There's one bright spot in online advertising, though: in-text advertising.
You may have seen these before on sites like Fox News, MSNBC, or iVillage and mistaken them for normal hyperlinks. Certain key words are double-underlined, and users who scroll over those words with their mouse will trigger a box with an ad. If they want to follow the ad, they can click the link.
Vibrant Media, one of the leading companies in the area, says they're seeing twice as many bookings as they did this time last year. The privately held company declined to reveal 2008 revenues but noted that in 2007, revenues increased to $87.8 million, up from $41.6 million the year before.
Vibrant's CEO, Doug Stevenson, thinks people have become more comfortable with the format, which debuted a few years ago to negative reviews. (Early critics said the ads were too startling for users, who didn't expect ads in the form of hyperlinks. Forbes.com reportedly tried using it in 2004, but stopped the trial after the editorial staff complained.)
Stevenson says in-text advertising offers better accountability than display ads because advertisers pick key words and then are charged per click (typically $1 to $5) so they have a better sense of the response they're getting. In contrast, display ads are usually sold based on how many people will see the ad, not necessarily click on it.
For instance, Vibrant recently worked with media agency Mediaedge:cia to help AT&T's (T, Fortune 500) Yellowpages.com get more visibility. Let's say that at a Web site that sells in-text ads, there was a story about dining out. Yellowpages.com would pick key words, like "restaurant," that could be highlighted in the story.
If users rolled their mouse over the word, a Yellowpages.com search box would appear, showing a link with search results on local restaurants in that user's zip code.

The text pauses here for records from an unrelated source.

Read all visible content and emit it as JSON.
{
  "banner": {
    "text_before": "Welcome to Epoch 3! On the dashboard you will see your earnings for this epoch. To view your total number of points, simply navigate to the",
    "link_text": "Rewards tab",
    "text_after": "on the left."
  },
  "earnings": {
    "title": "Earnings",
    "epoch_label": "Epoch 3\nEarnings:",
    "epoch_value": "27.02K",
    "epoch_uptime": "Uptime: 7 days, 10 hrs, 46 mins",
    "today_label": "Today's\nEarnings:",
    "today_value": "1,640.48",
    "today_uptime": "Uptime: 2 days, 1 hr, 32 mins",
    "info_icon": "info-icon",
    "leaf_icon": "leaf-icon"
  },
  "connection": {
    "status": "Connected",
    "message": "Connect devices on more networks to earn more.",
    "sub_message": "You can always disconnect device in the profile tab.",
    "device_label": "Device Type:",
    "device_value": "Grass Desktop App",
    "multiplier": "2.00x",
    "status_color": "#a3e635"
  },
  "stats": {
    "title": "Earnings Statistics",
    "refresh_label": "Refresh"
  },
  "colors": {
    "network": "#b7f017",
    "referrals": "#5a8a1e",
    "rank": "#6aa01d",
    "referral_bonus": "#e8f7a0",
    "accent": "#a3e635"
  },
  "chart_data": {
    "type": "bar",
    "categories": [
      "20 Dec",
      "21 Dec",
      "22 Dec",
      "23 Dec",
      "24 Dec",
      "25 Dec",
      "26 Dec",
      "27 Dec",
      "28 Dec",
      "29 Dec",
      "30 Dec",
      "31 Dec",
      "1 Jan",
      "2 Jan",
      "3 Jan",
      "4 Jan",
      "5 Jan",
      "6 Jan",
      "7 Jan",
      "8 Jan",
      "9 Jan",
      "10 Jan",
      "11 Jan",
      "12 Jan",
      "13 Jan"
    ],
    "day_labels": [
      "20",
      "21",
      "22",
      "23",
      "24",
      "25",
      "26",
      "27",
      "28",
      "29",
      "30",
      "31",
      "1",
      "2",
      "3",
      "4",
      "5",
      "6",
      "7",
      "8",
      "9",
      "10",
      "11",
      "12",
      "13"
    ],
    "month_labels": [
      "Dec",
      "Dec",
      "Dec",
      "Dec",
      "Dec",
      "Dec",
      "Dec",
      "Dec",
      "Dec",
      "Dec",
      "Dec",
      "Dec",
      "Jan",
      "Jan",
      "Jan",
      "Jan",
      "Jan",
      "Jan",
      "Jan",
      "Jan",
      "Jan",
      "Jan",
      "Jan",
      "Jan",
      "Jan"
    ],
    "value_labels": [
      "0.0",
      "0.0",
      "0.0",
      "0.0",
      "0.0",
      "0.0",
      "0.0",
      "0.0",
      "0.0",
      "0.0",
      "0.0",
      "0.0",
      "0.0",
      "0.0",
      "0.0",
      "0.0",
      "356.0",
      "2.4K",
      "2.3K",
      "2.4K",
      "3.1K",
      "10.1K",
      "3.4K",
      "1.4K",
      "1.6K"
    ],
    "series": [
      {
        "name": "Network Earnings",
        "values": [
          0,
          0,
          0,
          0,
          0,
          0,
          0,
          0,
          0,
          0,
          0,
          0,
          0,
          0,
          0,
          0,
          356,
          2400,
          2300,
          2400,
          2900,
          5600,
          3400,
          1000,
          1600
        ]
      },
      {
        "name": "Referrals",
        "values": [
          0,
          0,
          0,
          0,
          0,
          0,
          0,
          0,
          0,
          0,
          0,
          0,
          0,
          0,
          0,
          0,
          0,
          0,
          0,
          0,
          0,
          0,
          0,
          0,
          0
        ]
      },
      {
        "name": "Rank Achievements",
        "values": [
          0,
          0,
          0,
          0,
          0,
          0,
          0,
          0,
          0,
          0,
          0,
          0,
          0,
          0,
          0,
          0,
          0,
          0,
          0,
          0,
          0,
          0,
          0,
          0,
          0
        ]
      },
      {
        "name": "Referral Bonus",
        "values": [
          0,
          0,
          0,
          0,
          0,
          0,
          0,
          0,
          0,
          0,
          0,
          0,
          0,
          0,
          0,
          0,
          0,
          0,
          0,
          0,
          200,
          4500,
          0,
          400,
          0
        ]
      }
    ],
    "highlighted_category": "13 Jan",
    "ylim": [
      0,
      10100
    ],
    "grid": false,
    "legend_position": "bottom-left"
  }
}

Kevin Hartbarger, group planning director at Mediaedge:cia, says in this case, in-text advertising was a useful way to help build a user base for Yellowpages.com.
"[Vibrant] probably is in a good space right now given the economy and the pressure that agencies are getting from their clients to make sure their media's as accountable as possible," says Hartbarger. "They live in this nice middle ground between display and search where they can be accountable as performance media but in more premium-type placement."
The company has also added a service where the pop-up box can include related editorial content from other parts of the site. For example, a story on weddings in iVillage could have words highlighted that connect to other stories on the site about wedding gowns and rings.
Stevenson points out that of the two major ways of navigating the web -- search and hyperlinks -- only search has seriously evolved. Down the road, he says, people may come to expect a hyperlink to have a preview of the page they could click on.
"There's a whole range of previews that can be done here -- not just a flat blue link," says Stevenson. "Over time our mission will be to provide more intelligence around the hyperlinks."
With display ad revenue dwindling -- Time Warner (TWX, Fortune 500) this week said AOL's display ads were down 25% in the fourth quarter -- Web sites may be more receptive to alternatives like in-text ads. It's hard to imagine a news site like the New York Times Co (NYT).'s nytimes.com signing on without some uproar from readers and staff. Then again, the newspaper recently decided to sell ads on its front page to attract more revenue. And that, too, was once unthinkable.